National Treasury Public Debt Management Director General Wohoro Ndoho rings the bell to launch trading of the M-Akiba bond at the Nairobi Securities Exchange on April 11, 2017. [File, Standard]
Banks have missed out on transacting the lucrative Government phone-based bond after delays scuttled an attempt to include Pesalink among the payment platforms to be used.
Currently, the M-Akiba bond only trades on M-Pesa and Airtel Money, through which investors purchased the maiden Sh150 million bond launched in March.
Safaricom’s M-Pesa platform handled Sh142 million of the total amount while Airtel Money transacted Sh8 million, underlining Safaricom’s dominance of the mobile money business.
Sources at the Treasury indicated Pesalink, the interbank money payment switch for 26 lenders, may not be used when the M-Akiba makes a comeback on Friday.
“We are hoping to launch the product on Friday and the chamas will be involved, but for Pesalink I am not sure how the testing went because that was the condition for being included,” the source indicated.
Treasury has, however, set itself a lower target of Sh1 billion with a greenshoe of Sh3.85 billion, which means it will be open to take any subscriptions above its target.
Initially, the Government was supposed to offer an additional Sh4.85 billion in the bond to make up a total of Sh5 billion, scheduled to be launched on June 27 but delayed by President Uhuru Kenyatta’s tight campaign schedule.
Treasury is bent on launching it before the end of the current financial year but may have realised it would have been difficult to achieve the full amount.
The pilot tranche of the bond was issued tax-free at 10 per cent interest rate. Pesalink had hoped to cut the wind off the sails of telcos operating mobile money, especially since it allows higher value transactions.
Unlike the mobile platforms that have a daily limit of Sh140,000, the banking system can handle person-to-person money transfers from as low as Sh10 to a high of Sh999,999.
Treasury wants to raise the ceiling on how much investors can buy of the phone-based bond when the second offer is launched, with a specific target on chamas who can divert idle cash from banks to the Government debt paper.
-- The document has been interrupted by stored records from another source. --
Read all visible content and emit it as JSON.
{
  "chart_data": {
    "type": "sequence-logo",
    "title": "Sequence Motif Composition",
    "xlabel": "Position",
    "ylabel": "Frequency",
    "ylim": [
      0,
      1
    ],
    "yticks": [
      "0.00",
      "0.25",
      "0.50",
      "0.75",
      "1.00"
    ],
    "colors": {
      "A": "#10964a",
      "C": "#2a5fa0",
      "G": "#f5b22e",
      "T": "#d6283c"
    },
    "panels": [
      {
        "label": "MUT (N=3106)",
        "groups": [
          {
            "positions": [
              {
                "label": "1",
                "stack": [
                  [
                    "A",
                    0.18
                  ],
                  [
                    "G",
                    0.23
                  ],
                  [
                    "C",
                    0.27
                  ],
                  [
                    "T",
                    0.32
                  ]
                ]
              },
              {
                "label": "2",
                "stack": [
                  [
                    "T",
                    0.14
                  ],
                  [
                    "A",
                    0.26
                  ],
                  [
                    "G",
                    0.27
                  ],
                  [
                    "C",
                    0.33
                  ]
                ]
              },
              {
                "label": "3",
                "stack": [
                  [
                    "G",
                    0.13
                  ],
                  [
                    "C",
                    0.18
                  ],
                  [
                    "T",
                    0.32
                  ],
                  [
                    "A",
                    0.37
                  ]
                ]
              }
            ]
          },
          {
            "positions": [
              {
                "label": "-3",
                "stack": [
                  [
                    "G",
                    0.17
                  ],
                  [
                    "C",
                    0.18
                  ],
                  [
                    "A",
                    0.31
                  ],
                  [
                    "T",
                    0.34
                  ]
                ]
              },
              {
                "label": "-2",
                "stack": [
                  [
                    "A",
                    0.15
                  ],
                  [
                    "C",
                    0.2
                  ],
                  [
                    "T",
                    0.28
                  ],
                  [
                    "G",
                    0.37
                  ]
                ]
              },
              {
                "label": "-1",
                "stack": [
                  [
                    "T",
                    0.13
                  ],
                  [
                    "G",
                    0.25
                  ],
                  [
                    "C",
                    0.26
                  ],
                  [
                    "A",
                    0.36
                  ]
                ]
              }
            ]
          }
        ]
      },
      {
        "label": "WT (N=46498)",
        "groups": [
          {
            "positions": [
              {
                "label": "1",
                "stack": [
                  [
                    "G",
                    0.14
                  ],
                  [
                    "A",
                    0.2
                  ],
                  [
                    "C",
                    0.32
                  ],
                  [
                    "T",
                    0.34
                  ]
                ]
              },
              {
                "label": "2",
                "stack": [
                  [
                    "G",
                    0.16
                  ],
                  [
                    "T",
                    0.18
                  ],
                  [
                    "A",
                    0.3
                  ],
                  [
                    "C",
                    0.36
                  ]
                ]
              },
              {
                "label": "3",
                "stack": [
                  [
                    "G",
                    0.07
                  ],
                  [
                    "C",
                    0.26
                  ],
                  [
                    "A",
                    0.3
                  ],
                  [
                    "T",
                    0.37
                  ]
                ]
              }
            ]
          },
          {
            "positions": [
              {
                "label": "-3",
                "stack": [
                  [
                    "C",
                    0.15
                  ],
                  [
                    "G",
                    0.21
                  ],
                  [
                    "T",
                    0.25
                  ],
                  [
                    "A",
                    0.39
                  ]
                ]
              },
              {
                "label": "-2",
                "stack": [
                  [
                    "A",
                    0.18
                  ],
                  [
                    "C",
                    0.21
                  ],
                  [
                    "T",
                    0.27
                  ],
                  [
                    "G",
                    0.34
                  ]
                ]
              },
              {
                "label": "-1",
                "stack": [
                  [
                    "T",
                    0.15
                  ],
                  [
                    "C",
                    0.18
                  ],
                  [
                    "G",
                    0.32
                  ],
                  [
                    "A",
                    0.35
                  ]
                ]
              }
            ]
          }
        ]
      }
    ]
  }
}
Although investors can put in a minimum of Sh3,000, the Government will need higher bids or huge turnover to meet its target.
The bond will, however, be pegged on the telcos’ limit of Sh140,000 after parties failed to iron out the deal to expand the amount that can be transacted daily.
Through M-Akiba, the Government aims to increase savings as well as allow ordinary Kenyans to invest in Treasury bonds.
Traditionally, investors had to part with a minimum Sh50,000 for Treasury bonds and Sh100,000 for Treasury bills.